Capital of the Shadows ist mehrteilig! Der vorherige Teil der Reihe ist Shadowlords, und der nächste Teil der Reihe ist Ravenblack.

"Bist du wahnsinnig!? Ich springe doch nicht aus zehn Metern Höhe von einer Brücke auf ein fahrendes Schiff der Schattenarmee!", brüllte Taladon Eross an.

"Dir wird aber nix anderes übrig bleiben...oder willst du hingerichtet werden?"

Hinter ihnen kamen die Soldaten schon auf die Brücke zugelaufen.

Der Schattenjunge seufzte: "Was man nicht alles für die Freiheit tut..."

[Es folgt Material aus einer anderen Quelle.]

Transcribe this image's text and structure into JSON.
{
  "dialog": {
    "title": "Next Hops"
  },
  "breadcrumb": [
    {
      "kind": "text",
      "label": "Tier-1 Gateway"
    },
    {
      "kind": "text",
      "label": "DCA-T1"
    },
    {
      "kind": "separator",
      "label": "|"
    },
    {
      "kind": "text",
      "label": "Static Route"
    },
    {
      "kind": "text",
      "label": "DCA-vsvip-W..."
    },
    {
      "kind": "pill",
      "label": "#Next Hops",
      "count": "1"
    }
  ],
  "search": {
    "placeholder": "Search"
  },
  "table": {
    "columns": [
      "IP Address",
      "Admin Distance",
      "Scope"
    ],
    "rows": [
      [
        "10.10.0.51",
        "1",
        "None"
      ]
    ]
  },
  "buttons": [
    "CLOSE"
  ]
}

"Bereit?", fragte Eross grinsend die zitternde Safira.

"Nein!"

"Dann los!", rief Eross und sprang.

Er zog Safira und Taladon mit.

Safira schrie wärend sie stürzten.

Sie landeten perfekt im Heu.

"Wenn du das noch einmal machst, bring ich dich mit meinen eigenen Hufen um!", schnautzte Safira Eross wütend an.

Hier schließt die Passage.